Similar reports emerged from users of the BVG Jelbi mobility platform, which aggregates bike share, scooter, and public transit options under one app. Jelbi, operated by Berliner Verkehrsbetriebe, requires a profile photograph for certain registered user tiers. After a platform update rolled out in March 2026, a cluster of users in Friedrichshain reported their images appearing on other accounts in the system. BVG has not published a formal statement on the scope of the error, and the company declined to provide comment to this newspaper by publication time.

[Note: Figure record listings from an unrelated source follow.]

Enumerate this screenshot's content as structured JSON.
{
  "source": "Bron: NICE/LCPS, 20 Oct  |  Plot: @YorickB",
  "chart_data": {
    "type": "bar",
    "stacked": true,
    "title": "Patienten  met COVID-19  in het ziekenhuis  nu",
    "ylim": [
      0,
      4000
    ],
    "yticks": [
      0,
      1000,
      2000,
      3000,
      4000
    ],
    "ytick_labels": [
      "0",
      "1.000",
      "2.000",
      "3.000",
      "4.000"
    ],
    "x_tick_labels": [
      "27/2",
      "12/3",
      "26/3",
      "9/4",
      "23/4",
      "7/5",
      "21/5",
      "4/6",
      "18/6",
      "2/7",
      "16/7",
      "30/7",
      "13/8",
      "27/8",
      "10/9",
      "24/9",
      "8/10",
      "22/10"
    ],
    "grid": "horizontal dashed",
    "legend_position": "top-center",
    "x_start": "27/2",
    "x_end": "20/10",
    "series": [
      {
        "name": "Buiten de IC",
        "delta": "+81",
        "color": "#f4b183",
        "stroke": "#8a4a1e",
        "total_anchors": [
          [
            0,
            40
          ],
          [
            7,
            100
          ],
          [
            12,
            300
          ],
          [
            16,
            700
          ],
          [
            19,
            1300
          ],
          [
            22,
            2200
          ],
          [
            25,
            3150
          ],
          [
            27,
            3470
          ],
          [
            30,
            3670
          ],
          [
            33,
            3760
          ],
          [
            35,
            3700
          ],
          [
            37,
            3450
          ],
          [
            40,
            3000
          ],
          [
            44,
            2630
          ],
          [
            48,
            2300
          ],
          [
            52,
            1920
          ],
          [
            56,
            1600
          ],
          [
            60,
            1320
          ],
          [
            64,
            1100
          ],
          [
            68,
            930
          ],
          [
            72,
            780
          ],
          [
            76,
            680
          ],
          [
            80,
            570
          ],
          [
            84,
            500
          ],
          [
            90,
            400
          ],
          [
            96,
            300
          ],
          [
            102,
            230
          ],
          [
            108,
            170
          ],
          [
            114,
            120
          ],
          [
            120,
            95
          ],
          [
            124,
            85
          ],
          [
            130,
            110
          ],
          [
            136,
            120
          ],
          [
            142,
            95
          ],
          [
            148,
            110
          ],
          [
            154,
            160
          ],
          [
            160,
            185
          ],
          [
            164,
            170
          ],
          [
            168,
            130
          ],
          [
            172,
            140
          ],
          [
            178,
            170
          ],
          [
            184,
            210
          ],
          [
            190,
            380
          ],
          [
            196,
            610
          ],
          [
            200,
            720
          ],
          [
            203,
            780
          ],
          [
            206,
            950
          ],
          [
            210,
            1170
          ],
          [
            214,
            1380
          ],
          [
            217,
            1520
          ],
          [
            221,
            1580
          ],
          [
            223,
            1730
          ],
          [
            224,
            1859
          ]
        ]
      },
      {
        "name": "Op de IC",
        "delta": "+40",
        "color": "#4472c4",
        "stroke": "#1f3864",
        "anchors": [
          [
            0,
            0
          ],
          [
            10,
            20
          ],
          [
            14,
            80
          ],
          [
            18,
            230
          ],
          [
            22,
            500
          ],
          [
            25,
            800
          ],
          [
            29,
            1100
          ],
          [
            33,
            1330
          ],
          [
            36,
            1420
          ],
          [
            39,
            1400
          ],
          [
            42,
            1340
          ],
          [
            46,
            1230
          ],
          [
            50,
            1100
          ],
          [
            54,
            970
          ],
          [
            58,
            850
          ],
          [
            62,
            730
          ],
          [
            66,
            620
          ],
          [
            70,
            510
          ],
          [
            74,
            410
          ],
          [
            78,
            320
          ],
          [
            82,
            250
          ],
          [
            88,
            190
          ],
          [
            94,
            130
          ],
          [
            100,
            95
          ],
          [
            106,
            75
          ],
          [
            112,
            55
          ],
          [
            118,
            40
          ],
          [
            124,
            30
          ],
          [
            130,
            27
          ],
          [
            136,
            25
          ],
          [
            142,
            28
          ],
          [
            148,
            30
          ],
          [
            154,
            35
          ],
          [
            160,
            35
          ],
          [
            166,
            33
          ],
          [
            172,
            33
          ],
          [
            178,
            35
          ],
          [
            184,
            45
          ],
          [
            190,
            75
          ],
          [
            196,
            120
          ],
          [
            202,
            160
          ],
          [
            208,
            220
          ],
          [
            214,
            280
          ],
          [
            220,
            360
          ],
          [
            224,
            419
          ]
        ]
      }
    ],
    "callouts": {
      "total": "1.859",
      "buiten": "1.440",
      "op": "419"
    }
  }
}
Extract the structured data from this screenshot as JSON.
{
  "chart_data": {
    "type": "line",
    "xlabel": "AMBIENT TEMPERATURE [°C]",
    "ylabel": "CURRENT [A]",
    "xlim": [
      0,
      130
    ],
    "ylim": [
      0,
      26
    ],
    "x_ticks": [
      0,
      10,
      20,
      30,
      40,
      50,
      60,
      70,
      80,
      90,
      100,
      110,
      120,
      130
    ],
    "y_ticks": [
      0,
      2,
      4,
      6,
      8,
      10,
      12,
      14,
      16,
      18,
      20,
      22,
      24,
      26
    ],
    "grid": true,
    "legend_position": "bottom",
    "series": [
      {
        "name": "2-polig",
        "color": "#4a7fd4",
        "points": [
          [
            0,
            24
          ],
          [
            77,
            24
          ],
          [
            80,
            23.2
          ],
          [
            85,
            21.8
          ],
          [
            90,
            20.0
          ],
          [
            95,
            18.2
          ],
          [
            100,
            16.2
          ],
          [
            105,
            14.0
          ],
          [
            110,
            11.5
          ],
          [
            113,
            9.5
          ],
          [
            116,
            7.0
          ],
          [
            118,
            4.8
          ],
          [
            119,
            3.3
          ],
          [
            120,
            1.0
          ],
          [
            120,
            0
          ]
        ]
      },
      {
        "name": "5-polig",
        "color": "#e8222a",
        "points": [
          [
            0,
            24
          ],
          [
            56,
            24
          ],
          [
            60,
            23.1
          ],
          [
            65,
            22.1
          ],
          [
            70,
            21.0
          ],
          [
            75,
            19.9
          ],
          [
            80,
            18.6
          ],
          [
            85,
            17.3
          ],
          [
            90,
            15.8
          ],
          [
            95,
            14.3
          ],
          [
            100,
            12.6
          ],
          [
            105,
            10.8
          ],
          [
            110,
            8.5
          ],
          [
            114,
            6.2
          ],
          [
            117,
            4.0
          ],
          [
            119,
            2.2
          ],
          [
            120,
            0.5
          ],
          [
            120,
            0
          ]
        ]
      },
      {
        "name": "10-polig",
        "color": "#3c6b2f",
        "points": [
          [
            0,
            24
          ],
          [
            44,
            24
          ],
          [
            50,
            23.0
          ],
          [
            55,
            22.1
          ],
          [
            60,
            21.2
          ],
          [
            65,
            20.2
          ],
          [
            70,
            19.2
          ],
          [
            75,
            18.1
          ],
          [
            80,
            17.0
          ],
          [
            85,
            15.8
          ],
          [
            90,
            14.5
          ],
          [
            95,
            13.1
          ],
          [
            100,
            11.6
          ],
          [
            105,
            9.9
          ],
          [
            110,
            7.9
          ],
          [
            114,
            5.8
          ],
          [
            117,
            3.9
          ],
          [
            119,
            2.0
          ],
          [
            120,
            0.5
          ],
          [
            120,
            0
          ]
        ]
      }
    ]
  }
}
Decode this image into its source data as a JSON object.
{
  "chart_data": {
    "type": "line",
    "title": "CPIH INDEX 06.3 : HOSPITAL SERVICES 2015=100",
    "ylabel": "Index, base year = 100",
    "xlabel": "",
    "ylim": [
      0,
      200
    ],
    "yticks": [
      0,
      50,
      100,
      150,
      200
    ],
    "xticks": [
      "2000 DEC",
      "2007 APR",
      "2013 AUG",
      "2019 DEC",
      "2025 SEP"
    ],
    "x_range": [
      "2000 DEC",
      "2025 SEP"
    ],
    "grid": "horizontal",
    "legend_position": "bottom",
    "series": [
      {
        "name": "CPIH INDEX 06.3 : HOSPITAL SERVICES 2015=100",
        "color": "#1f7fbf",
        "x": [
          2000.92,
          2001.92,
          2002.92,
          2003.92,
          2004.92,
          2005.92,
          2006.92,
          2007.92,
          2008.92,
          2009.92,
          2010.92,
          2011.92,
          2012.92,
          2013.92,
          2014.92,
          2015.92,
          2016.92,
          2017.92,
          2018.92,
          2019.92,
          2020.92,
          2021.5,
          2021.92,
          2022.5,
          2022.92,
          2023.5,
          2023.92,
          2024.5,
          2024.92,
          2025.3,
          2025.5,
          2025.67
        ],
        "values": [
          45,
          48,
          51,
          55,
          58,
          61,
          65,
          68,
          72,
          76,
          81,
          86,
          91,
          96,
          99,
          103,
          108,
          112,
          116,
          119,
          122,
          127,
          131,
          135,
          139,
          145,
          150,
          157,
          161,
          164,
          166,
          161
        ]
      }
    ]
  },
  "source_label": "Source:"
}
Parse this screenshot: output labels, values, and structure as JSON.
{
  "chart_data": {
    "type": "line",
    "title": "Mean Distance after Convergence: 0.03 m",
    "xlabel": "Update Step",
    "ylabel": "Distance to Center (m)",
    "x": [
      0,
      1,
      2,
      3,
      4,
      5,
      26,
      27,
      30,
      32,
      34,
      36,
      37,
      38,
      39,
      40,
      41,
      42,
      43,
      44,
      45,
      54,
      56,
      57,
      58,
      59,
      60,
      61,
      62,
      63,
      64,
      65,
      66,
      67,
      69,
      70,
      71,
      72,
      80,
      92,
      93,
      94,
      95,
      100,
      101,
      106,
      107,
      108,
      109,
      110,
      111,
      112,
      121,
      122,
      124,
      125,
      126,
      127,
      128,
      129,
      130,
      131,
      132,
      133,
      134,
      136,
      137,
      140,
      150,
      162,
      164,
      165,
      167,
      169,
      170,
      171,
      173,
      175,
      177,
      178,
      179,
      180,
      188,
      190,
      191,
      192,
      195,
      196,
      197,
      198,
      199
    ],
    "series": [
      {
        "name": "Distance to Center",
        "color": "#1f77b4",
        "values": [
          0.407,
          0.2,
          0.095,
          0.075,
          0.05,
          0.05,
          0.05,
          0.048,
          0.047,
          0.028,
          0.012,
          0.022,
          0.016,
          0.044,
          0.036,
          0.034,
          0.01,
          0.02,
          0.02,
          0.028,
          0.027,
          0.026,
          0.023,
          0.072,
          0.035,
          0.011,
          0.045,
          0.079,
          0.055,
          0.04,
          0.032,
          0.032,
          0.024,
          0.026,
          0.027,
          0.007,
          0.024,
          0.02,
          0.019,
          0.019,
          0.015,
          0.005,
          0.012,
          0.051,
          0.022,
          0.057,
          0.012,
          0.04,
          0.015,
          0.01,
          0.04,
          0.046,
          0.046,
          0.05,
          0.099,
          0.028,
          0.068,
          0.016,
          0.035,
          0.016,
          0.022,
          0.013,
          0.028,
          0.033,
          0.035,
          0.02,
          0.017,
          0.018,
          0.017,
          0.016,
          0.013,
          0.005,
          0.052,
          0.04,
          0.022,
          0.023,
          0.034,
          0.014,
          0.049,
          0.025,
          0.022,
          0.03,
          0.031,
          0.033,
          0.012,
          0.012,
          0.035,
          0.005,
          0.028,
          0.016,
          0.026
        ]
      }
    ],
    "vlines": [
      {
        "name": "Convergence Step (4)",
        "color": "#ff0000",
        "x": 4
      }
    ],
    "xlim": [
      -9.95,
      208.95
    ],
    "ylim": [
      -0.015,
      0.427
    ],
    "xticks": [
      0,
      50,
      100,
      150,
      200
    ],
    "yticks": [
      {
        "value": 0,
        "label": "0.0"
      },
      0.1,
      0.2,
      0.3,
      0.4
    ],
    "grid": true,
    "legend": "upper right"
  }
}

The Rathauspassagen shopping and community centre in Mitte, which hosts a digital community board managed by the Bezirksamt Mitte, also saw complaints filed in late May 2026. The board, used by local organisations to post event notices with organiser headshots, temporarily displayed mismatched images across at least a dozen listings, according to two organisers who use the platform regularly.
Why 2026 Is Different
Berlin's Senate Department for Digital Transformation rolled out its revised eGovernment strategy in January 2026, accelerating migration of roughly 140 citizen-facing services onto unified cloud infrastructure by the end of the year. That consolidation, while intended to reduce fragmentation across the city's 12 Bezirke, has introduced compatibility problems between legacy databases and new storage systems — including how image files are tagged, stored, and retrieved. Data protection lawyers in the city note that duplicate image assignment, where one person's biometric-linked photograph appears on another person's account, may trigger notification obligations under the General Data Protection Regulation, specifically Article 34, which requires informing affected individuals of breaches that pose high risk to their rights.
The Berlin Commissioner for Data Protection and Freedom of Information, the Berliner Beauftragte für Datenschutz und Informationsfreiheit, received a statistically notable spike in image-related data complaints in the first quarter of 2026, though the office has not published a breakdown by platform type. Citizens can file complaints directly via the office's portal at datenschutz-berlin.de, and affected residents should document the error with a screenshot and timestamp before reporting.
Practically speaking, anyone who uploaded a profile photograph to a Berlin public-sector portal or mobility app since January 2026 and has not checked their account recently should do so now. If the displayed image is not their own, the relevant data protection authority recommends filing both an internal complaint with the platform operator and a parallel report with the Berliner Beauftragte. The Senate's digital transformation office told this newspaper only that it was reviewing compatibility protocols, without providing a timeline for resolution.